Leuer always had the size (6-foot-10) but didn't have the strength. He had the skill set, but not the game knowledge.
"I wasn't even 200 pounds when I got here,'' said Leuer, who is listed at 240 now. "I definitely expanded my game. I can play inside and out. The versatility is the best part of my game and allows me to cause matchup problems.''
"It's your team,'' Ryan said he told Leuer. "It's your team. Keaton is more laid-back. Tim Jarmusz dives on the floor and does that stuff. But Jon is definitely the guy everyone looks up to. He gained a lot of respect by the way he handled the injury.''
Ryan said Leuer never pulled a star move and took rehab on his own time. He was always around, doing everything he could to come back and help the Badgers. Ryan said he wasn't going to cheat the recovery time post-surgery (a pin was put in the wrist), ensuring that Leuer didn't come back until he was completely healthy.
"Some guys disappear,'' Ryan said. "Jon didn't do that. Jon's ready to jump into that role. It's about establishing that before turning it over to the next group. We only put seniors on that wall out there.''
Ryan pointed out of his office to a wall within the basketball common area. On the wall were pictures of Bohannon and Hughes. As great as he was, NBA veteran Devin Harris never made the wall since he played only three seasons, not four. Up soon will be the photo mural of the three seniors for next season, led by Leuer.

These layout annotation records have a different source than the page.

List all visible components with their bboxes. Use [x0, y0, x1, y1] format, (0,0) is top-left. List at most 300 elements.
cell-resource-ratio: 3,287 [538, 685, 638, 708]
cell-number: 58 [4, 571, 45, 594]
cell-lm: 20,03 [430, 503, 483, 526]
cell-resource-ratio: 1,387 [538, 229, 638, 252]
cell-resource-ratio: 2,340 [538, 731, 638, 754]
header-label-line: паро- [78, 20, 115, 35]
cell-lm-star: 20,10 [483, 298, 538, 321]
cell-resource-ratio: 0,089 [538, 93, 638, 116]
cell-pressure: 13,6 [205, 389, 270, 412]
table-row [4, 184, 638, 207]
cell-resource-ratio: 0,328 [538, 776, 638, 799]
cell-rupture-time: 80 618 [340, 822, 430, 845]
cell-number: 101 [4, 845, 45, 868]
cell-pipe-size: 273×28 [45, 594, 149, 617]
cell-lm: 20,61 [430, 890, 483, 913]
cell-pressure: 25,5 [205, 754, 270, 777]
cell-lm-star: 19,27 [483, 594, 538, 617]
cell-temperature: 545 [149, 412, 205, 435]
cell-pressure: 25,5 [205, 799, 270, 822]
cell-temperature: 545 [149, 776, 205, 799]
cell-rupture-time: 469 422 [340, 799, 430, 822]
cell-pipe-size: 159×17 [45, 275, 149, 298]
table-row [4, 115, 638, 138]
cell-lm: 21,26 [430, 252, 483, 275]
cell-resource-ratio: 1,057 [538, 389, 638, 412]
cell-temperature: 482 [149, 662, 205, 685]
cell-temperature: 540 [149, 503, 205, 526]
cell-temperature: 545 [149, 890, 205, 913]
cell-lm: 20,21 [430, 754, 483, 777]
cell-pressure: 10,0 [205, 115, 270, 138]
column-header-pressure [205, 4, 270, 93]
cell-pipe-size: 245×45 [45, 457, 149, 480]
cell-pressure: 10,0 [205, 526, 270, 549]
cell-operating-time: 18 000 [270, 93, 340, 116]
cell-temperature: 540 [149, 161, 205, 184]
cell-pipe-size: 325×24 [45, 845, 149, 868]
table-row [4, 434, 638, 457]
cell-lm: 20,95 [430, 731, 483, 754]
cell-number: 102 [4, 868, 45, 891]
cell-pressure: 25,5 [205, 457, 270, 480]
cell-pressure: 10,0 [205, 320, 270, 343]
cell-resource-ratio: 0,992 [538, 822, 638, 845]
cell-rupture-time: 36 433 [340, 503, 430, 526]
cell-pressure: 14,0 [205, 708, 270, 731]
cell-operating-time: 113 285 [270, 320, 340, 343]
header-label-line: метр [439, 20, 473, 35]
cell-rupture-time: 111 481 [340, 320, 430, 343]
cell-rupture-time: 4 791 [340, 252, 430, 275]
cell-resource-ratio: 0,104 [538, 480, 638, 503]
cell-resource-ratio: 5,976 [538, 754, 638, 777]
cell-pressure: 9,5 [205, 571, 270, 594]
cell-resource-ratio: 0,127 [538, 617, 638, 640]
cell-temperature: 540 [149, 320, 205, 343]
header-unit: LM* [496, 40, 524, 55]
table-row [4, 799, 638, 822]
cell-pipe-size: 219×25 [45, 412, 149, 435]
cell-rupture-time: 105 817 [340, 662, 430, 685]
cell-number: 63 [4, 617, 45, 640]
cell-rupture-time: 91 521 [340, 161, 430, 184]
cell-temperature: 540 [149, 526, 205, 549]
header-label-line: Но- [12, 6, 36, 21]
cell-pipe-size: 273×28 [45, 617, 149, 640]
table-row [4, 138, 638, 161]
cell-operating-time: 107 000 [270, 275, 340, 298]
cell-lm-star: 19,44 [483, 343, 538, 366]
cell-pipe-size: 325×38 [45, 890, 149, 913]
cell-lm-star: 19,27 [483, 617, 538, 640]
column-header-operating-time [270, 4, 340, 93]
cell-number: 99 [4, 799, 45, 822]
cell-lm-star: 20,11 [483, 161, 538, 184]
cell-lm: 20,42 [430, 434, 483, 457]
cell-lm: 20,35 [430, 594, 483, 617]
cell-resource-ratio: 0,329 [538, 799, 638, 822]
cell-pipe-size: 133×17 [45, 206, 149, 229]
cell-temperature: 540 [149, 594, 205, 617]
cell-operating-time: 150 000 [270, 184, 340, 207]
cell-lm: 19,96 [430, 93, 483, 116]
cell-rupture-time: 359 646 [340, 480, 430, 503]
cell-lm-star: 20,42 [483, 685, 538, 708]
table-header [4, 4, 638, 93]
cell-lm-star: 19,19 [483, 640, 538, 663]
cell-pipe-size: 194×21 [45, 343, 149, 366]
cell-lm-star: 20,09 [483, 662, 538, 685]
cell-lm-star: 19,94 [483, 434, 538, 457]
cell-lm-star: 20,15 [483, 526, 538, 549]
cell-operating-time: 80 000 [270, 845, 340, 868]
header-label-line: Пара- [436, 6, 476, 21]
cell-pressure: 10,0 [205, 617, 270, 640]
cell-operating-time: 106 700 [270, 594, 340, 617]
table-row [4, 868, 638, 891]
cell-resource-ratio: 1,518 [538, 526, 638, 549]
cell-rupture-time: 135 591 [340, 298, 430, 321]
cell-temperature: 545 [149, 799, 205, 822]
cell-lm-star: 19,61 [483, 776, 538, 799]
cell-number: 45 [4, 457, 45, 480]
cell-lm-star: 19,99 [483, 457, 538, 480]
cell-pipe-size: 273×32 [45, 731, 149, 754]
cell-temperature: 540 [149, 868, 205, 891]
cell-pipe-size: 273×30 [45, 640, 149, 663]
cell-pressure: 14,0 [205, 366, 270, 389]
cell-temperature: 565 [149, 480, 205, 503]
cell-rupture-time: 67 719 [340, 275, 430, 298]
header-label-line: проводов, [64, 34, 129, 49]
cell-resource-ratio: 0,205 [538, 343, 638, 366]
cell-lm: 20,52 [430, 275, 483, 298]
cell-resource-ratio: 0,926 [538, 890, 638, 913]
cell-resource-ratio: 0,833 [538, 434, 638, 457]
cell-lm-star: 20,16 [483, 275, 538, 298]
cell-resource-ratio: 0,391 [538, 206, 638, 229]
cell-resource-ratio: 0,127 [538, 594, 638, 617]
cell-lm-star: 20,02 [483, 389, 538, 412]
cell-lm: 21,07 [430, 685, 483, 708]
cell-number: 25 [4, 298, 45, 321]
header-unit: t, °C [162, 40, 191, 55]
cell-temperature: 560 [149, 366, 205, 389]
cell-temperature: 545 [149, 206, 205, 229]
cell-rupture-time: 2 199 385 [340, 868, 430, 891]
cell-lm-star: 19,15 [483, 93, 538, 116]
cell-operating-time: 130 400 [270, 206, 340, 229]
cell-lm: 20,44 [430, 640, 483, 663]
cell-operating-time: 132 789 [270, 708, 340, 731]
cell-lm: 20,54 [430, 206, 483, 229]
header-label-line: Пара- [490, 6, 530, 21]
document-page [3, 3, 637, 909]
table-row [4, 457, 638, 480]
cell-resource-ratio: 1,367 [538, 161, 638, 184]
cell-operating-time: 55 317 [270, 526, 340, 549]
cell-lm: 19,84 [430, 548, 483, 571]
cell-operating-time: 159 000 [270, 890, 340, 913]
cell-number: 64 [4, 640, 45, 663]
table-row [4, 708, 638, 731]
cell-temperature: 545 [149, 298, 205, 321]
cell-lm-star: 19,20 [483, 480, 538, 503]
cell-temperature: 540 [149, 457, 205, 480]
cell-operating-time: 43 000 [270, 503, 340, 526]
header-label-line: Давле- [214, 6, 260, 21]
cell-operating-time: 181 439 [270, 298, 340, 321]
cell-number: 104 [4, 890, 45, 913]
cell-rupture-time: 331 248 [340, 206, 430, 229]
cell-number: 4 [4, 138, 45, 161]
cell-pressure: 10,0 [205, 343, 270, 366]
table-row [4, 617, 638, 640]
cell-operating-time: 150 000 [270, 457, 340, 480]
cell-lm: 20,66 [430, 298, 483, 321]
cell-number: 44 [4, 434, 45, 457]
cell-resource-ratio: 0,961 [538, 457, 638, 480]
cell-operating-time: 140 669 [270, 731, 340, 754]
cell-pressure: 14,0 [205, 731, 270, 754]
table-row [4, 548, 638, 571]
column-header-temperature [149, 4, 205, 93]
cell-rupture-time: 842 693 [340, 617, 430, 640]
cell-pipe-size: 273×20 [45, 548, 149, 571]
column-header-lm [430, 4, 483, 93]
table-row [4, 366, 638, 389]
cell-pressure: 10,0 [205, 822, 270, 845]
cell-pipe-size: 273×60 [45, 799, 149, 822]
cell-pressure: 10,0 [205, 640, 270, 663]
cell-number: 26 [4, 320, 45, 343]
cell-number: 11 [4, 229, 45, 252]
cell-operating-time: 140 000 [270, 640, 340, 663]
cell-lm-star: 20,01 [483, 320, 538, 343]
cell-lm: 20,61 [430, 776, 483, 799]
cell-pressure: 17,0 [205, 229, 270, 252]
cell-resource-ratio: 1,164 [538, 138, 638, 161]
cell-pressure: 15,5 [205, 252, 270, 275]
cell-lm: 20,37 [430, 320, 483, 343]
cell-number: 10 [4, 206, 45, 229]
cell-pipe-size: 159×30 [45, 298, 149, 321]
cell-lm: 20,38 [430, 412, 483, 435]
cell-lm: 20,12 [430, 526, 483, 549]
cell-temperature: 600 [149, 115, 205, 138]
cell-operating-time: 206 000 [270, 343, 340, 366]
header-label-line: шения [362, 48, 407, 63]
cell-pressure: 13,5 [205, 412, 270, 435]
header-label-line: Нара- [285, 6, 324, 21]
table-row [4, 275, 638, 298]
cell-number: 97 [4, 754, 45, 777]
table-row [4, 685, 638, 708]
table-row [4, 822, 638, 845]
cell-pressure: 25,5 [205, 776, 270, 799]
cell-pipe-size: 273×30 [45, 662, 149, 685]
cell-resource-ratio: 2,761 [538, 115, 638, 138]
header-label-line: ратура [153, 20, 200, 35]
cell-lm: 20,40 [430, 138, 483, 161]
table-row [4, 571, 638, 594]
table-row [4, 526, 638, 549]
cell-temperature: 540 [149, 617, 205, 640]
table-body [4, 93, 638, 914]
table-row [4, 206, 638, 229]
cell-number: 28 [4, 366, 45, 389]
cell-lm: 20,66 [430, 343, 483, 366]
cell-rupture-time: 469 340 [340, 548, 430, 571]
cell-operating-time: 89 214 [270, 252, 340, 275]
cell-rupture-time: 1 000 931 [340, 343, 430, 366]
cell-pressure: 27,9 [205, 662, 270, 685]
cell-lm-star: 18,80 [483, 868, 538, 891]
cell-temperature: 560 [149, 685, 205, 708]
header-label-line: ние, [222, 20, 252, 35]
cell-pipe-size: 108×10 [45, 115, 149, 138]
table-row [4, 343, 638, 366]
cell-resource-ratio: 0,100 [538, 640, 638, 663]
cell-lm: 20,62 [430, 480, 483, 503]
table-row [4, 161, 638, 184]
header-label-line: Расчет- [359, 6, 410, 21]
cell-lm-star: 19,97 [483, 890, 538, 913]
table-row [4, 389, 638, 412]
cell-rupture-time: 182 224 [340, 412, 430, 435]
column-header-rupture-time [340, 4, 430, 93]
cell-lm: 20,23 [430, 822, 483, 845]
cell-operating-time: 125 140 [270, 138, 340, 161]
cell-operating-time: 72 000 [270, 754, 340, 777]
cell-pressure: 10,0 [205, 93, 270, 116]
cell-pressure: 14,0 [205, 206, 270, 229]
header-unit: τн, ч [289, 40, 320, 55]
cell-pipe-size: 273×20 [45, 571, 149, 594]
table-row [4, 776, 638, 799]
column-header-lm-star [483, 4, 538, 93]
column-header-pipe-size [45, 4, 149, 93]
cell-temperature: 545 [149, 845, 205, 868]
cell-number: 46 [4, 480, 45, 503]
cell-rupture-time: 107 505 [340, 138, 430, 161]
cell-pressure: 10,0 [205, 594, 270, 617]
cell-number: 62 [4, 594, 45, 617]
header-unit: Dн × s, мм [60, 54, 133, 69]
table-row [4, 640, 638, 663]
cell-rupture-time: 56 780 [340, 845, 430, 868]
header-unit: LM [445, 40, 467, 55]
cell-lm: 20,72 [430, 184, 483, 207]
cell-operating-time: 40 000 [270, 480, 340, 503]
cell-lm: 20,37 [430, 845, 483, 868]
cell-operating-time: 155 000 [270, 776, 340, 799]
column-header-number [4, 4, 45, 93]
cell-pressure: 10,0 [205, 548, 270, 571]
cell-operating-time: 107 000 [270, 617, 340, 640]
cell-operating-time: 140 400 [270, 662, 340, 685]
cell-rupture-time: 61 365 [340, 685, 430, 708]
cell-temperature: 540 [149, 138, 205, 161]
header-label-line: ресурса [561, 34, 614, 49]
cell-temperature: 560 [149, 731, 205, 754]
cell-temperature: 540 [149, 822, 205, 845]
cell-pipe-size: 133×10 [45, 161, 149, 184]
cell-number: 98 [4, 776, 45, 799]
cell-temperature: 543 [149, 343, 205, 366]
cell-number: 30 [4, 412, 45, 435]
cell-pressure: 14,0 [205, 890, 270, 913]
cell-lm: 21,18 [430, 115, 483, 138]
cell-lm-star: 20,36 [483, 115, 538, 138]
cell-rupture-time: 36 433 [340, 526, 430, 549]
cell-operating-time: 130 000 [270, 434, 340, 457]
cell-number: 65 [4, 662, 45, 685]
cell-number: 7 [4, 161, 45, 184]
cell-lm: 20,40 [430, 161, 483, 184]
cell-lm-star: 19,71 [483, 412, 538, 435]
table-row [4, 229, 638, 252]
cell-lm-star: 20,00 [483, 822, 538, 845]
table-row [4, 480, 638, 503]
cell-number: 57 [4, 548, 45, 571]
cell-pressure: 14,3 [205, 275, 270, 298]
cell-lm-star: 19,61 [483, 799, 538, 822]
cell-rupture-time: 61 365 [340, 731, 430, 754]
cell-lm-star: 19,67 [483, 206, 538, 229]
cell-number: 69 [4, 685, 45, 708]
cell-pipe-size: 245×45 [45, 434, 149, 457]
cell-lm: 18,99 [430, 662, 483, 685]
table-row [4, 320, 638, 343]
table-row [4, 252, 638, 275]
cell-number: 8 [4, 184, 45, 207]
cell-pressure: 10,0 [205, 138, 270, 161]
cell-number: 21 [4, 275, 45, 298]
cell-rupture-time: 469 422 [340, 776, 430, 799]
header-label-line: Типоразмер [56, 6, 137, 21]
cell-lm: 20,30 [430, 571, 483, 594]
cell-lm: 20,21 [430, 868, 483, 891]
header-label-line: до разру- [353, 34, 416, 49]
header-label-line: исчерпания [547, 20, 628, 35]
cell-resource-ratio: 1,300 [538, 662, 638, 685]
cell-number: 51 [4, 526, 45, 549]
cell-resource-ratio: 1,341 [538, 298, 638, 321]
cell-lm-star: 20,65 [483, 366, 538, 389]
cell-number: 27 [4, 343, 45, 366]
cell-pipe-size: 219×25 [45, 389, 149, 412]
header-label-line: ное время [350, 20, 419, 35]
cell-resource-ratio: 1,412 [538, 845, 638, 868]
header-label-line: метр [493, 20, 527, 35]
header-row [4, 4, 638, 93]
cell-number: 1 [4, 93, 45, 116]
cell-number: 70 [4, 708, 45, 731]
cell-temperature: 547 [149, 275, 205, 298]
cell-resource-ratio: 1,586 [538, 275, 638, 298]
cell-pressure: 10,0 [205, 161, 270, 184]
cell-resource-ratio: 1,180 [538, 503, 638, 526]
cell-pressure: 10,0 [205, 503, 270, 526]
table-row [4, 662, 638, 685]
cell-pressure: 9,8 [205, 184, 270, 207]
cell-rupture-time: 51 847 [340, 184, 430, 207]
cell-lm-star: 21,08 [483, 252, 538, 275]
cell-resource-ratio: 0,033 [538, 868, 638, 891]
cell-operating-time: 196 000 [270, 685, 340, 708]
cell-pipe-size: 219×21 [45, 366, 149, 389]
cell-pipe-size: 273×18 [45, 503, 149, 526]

"He'll be a leader just like Trevon Hughes and Jason Bohannon and like Joe Krabbenhoft and Marcus Landry the year before,'' Ryan said. "This will be great for Jon. He just steps to the front. You know how when you grew up there were these guys in the back that just hung back there and then they grew up? Well, Jon's a senior now and he's confident, he's a leader and he'll be more aggressive. This is perfect for him.''
Ryan can stay true to his philosophy because it has worked. Let's not kid ourselves: He would gladly take a one-and-done candidate, a lock for the lottery. But Harris wasn't that out of high school and instead evolved into a top-10 pick. Alando Tucker wasn't a lock for stardom out of high school either, and after four years he was a first-round pick.

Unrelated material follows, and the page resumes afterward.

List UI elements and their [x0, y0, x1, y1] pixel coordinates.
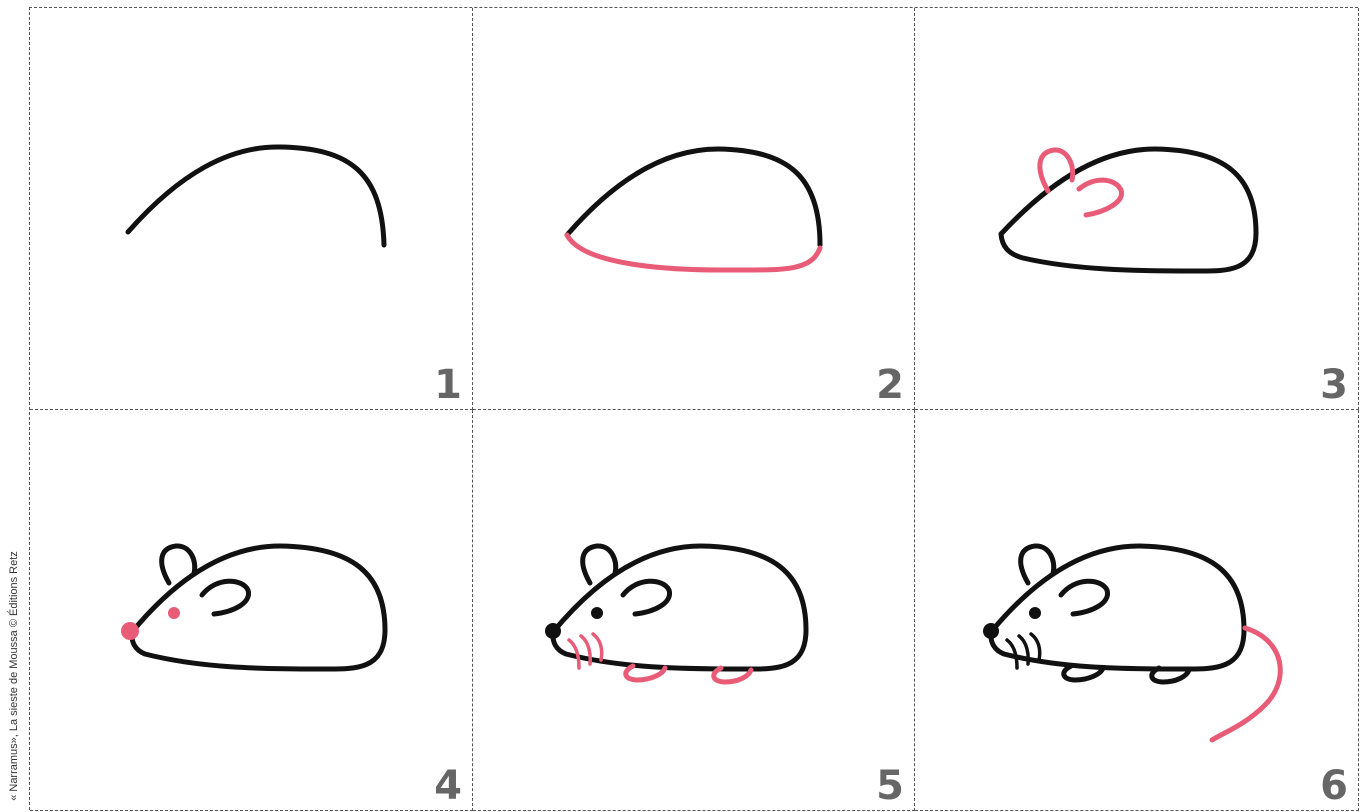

"We do it without [the one-and-done],'' Ryan said. "I never said we don't have talented players. But I feel like we're doing what we're supposed to be doing. But yes, absolutely, we would take one and get him to the next level as fast as anybody else. It's always been about the fit at Wisconsin, the academic requirements, the fit.''
The Badgers lose the senior backcourt of Hughes and Bohannon but, led by Leuer, a strong nucleus returns: rising sophomore Ryan Evans; the ultimate glue guys, Nankivil and Jarmusz; and a backcourt Ryan trusts -- Jordan Taylor, Rob Wilson and a "tough sucker in Wquinton Smith, a walk-on who can take care of the ball and plays great defense."
"Jordan Taylor emerged to where I can put the ball in his hands the next two years and be fine," Ryan added. "He has the talent and moxie. He's quite the leader, too. He'll be ready to take over. Rob Wilson has shown flashes and now it's his chance.''
But if the Badgers once again become a team that wins 20-plus games and is in the NCAAs, it will start with Leuer leading this group when they reconvene later in the summer.
The schedule will be demanding, with a road game to start the season at UNLV, a road game at Marquette, a trip to Orlando's Old Spice Classic in November, and a likely home game in the ACC/Big Ten Challenge, which Ryan hopes is against North Carolina. The Big Ten slate will again be daunting.
But do you think anyone will be picking Wisconsin to finish ninth again?
"Coach Ryan has been big on developing our body, to be strong and physical enough to impose our will,'' Leuer said. "It has already started in the offseason. We're already into our offseason workouts. We'll go back home for a bit, work on our games, and be back here with the freshmen.
"The track record under coach Ryan is to go to the NCAA, win in the Big Ten. We don't always get the respect. We take that as a challenge. We know we have to earn it every year and that motivates us.''
Leuer has learned well. He's a Ryan disciple as a senior, just like he intended.
Andy Katz is a senior writer for ESPN.com.